Momentum Builds: Earlier Moves Built the Foundation
Back in July, SEC Chair Atkins called this regulatory shift a “generational opportunity.” He directed staff to define when crypto tokens qualify as securities and explore tokenized securities as a new asset class.
In June, the new SEC leadership also formally withdrew 14 unfinished proposals from the previous Biden-era regulatory agenda—some aimed at tightening crypto oversight—demonstrating a marked departure in tone and approach.
Market Reaction: Nasdaq Leads Tokenization Push
Echoing these regulatory moves, Nasdaq submitted a proposal to the SEC seeking approval to allow tokenized securities—digital representations of traditional stocks or ETFs—to trade on its primary platform. If approved, such trades could begin as early as Q3 2026.
Why This Matters
By offering safe harbors and definitional clarity, the SEC lowers uncertainty for capital-heavy institutions exploring digital asset markets.
Allowing crypto on national exchanges moves the industry closer to mainstream, improving investor confidence and liquidity.
Streamlined disclosure rules can benefit both traditional firms entering crypto and digital-native firms preparing to go public.
SEC-CFTC collaboration means more unified oversight, minimizing gaps or conflicting standards that plagued the industry.
In short, the SEC’s agenda may enable a faster, safer fusion between traditional finance and crypto markets.
A compelling perspective comes from Jessica Wachter, former Chief Economist at the SEC’s Division of Economic and Risk Analysis. In April 2025, she signaled that a second Trump administration—and by extension, this shift in the SEC—would likely recalibrate priorities toward capital formation and competition, while scaling back overbroad enforcement. She predicts clearer compliance rules and targeted enforcement focused on fraud, rather than sweeping regulatory actions.

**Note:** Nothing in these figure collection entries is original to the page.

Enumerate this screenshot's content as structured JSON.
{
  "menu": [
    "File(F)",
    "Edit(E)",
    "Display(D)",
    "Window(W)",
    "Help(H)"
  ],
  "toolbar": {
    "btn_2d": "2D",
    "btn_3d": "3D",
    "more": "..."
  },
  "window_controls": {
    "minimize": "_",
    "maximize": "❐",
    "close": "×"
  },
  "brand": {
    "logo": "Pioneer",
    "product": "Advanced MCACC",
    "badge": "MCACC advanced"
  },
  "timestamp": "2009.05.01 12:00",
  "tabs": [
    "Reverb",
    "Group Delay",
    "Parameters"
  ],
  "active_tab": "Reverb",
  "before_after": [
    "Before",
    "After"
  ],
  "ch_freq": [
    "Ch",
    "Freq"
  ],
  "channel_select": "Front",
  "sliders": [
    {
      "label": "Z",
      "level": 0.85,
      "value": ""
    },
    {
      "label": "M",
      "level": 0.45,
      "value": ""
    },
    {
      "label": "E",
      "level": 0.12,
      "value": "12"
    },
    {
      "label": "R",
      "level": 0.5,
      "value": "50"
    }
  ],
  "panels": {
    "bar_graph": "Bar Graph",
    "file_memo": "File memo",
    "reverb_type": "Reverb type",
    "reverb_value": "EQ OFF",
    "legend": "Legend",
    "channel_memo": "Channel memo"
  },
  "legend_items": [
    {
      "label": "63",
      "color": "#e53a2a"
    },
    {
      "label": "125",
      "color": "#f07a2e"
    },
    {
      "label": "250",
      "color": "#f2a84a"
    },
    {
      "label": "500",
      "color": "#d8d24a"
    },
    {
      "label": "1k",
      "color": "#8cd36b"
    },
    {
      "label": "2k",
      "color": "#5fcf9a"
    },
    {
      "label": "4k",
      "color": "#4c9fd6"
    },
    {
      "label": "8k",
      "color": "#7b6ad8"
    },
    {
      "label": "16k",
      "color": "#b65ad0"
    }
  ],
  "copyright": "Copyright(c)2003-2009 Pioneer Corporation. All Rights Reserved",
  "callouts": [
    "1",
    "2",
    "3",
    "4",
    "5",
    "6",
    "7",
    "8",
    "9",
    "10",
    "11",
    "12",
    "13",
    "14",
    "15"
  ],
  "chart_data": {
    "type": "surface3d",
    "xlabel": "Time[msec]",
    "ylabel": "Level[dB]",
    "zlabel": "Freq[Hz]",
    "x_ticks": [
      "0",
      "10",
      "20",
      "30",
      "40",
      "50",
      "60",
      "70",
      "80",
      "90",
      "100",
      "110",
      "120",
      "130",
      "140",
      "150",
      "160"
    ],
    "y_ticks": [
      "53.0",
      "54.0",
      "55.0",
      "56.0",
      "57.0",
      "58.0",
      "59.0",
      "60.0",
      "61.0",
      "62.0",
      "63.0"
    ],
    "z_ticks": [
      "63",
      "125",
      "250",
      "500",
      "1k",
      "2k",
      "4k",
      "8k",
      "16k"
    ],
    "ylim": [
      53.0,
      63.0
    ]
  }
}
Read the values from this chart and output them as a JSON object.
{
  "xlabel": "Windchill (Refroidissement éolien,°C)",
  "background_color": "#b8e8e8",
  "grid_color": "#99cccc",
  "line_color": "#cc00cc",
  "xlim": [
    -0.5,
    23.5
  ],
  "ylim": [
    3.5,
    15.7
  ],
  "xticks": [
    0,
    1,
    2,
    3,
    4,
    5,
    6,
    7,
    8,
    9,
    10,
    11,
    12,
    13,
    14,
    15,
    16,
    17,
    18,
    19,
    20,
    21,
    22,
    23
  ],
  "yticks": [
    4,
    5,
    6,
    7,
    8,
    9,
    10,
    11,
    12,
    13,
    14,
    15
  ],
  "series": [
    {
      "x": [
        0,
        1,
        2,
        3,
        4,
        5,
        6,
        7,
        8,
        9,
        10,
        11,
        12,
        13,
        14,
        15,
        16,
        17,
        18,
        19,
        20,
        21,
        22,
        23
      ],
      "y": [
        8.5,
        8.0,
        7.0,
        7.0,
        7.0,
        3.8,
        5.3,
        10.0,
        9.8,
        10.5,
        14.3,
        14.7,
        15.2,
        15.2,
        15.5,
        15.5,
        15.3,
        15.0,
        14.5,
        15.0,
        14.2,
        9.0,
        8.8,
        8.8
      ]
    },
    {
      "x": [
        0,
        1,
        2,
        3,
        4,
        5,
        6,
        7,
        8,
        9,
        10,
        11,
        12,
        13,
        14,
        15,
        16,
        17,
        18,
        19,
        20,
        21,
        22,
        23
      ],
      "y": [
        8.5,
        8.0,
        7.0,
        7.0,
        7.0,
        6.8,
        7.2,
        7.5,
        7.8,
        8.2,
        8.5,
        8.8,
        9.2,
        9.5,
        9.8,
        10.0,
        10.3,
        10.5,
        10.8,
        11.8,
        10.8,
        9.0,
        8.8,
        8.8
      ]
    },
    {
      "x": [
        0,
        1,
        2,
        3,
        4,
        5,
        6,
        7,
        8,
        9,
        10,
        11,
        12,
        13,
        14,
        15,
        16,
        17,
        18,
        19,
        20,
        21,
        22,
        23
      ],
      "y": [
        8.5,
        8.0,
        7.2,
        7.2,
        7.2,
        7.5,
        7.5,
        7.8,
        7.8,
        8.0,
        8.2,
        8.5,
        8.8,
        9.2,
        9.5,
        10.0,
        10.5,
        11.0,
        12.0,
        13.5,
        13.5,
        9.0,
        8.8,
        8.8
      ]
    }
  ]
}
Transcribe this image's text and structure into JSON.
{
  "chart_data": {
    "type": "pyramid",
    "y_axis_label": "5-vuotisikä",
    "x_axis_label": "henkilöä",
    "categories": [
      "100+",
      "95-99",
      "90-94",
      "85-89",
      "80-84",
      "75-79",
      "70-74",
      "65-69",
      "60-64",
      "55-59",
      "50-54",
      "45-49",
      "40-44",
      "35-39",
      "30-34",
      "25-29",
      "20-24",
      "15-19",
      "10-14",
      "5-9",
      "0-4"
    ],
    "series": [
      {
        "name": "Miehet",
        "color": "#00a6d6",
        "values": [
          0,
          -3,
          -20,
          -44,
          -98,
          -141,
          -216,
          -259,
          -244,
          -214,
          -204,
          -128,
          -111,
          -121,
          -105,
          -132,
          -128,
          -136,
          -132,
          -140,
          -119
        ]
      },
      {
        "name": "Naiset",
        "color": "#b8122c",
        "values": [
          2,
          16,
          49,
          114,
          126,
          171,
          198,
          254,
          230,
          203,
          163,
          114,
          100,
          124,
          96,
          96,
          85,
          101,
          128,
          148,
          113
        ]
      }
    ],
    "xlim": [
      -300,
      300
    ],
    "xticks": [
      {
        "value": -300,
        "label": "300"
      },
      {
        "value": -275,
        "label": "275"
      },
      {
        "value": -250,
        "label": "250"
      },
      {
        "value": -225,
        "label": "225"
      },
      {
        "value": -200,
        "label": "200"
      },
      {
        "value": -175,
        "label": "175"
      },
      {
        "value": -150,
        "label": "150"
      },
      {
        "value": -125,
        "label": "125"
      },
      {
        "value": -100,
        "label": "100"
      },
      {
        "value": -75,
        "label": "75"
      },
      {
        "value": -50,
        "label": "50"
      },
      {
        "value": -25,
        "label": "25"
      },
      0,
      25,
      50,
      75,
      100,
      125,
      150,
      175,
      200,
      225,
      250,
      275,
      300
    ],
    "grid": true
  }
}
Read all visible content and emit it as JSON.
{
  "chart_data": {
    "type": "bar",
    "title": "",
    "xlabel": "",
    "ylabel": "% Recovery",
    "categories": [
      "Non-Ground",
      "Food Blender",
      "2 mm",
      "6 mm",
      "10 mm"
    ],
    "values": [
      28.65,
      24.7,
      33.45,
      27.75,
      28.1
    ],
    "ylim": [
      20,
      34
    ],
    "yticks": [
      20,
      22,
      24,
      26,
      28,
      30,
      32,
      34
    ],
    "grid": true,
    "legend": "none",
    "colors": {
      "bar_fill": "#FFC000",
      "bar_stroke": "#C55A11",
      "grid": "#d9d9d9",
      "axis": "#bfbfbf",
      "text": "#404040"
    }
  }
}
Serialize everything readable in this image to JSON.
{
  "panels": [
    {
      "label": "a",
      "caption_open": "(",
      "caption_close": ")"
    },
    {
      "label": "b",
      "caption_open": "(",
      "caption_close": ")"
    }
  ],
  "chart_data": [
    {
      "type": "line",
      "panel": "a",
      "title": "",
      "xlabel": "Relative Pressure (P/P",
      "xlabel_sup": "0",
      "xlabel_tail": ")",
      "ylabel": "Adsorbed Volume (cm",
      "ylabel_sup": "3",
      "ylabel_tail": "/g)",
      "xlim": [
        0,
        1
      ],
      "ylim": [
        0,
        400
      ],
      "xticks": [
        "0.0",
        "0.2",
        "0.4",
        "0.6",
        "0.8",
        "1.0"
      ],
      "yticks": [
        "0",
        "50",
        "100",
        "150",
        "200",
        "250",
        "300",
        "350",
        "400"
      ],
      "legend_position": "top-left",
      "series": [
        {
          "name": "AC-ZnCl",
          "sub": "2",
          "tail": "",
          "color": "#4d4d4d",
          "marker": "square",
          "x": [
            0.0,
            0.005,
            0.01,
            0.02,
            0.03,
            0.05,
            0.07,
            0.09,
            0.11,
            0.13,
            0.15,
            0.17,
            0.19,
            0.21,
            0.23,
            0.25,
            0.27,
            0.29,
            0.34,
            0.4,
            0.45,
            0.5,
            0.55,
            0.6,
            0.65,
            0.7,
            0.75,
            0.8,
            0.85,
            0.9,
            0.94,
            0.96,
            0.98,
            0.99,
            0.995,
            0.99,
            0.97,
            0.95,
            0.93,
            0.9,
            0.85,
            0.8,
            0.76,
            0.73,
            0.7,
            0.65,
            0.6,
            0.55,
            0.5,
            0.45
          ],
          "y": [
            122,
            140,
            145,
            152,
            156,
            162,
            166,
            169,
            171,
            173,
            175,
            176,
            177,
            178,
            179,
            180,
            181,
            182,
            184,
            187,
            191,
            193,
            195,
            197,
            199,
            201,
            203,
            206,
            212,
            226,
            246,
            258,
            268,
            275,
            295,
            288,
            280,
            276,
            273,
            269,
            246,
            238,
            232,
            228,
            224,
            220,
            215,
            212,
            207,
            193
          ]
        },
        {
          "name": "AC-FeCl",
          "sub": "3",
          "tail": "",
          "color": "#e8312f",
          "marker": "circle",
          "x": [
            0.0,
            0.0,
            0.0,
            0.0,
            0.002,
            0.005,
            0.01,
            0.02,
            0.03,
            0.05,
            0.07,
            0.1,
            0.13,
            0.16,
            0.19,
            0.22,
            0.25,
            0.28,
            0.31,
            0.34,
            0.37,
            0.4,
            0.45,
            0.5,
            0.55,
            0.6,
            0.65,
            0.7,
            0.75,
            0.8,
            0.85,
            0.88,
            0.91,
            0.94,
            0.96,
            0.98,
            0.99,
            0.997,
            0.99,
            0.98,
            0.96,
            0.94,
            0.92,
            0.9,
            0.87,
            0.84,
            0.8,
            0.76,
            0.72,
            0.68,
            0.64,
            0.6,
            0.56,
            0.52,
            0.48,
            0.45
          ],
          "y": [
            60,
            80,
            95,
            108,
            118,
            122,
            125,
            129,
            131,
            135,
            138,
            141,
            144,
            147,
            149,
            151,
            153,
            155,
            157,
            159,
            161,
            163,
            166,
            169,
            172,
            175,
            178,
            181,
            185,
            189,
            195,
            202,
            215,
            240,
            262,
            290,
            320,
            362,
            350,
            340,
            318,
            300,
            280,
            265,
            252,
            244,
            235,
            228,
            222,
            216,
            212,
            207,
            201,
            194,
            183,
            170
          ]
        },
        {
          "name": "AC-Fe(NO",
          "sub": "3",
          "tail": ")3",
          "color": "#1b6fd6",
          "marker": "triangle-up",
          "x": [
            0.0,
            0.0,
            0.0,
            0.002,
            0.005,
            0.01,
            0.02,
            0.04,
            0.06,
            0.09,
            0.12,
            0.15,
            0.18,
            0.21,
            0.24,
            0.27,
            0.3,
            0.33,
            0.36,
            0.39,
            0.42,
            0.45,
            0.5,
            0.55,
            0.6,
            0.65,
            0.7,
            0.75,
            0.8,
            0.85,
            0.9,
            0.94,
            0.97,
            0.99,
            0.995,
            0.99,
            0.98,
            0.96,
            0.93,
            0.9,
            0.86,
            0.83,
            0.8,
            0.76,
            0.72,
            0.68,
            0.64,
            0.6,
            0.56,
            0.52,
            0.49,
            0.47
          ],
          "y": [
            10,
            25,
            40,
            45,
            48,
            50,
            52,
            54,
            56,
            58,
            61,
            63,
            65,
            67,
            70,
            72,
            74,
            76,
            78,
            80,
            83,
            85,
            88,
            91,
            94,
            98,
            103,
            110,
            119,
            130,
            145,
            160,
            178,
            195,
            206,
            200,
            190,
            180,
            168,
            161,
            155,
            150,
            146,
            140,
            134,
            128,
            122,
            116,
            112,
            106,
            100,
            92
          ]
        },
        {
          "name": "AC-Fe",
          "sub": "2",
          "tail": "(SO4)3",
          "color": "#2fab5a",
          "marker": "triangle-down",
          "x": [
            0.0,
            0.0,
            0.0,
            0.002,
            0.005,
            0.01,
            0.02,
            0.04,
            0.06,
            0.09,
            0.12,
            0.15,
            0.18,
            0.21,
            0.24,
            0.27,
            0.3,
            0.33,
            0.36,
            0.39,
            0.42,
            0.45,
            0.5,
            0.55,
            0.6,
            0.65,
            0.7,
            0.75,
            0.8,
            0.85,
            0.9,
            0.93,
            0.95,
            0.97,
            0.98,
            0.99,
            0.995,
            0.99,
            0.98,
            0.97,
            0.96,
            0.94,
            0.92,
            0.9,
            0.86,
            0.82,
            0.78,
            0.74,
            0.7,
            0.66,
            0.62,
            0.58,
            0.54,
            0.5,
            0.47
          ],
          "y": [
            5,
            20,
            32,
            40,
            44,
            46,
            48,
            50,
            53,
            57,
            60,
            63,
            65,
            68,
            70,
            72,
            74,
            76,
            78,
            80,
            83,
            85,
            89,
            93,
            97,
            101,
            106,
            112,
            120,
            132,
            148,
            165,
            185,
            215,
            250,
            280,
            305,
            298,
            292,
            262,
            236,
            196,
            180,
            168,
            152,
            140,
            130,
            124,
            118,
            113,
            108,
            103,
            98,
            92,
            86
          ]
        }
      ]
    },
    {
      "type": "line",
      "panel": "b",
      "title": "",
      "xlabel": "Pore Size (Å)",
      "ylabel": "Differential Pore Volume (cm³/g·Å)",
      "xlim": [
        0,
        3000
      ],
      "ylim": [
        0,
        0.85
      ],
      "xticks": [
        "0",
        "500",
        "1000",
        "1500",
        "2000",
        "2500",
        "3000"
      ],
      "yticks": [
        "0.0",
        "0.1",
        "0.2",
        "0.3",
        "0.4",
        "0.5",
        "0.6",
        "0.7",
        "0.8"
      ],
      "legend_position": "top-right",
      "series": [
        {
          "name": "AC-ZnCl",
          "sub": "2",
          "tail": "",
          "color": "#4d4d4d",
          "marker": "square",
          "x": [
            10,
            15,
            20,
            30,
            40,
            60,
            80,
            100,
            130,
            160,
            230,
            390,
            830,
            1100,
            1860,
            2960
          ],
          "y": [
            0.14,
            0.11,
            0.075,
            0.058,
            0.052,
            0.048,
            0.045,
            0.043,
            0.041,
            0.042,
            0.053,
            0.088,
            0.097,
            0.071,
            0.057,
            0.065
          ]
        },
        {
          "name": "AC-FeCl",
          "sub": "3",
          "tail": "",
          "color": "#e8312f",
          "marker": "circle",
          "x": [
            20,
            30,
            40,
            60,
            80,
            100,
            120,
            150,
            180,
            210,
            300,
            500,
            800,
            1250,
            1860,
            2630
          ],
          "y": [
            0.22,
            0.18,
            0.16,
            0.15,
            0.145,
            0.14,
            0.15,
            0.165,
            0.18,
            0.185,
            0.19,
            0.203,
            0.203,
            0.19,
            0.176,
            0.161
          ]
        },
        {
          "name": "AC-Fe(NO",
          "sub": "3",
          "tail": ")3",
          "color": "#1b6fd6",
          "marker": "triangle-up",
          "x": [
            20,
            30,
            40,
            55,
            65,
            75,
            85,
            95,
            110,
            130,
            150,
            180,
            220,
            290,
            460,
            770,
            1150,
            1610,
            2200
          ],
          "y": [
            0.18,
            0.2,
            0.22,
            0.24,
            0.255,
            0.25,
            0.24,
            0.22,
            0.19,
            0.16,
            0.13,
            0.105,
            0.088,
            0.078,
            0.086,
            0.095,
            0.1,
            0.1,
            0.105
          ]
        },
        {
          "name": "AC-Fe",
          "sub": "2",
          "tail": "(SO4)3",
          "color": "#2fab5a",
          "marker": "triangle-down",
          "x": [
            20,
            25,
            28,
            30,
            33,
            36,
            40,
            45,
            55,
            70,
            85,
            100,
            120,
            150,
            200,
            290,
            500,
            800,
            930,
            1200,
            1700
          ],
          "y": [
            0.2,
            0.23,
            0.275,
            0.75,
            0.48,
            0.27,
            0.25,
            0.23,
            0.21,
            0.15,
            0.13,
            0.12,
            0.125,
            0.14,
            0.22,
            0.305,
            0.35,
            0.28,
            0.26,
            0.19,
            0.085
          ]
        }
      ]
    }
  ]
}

“Reducing overly burdensome regulations could lower costs for issuers, expand investment opportunities, and promote capital formation … loosening disclosure requirements or weakening oversight could reduce transparency and investor protections” — Jessica Wachter, ex-SEC Chief Economist
Final Takeaways
This transformational push by the SEC could redefine how digital assets fit into the U.S. financial system—ushering in a new era of regulated crypto innovation.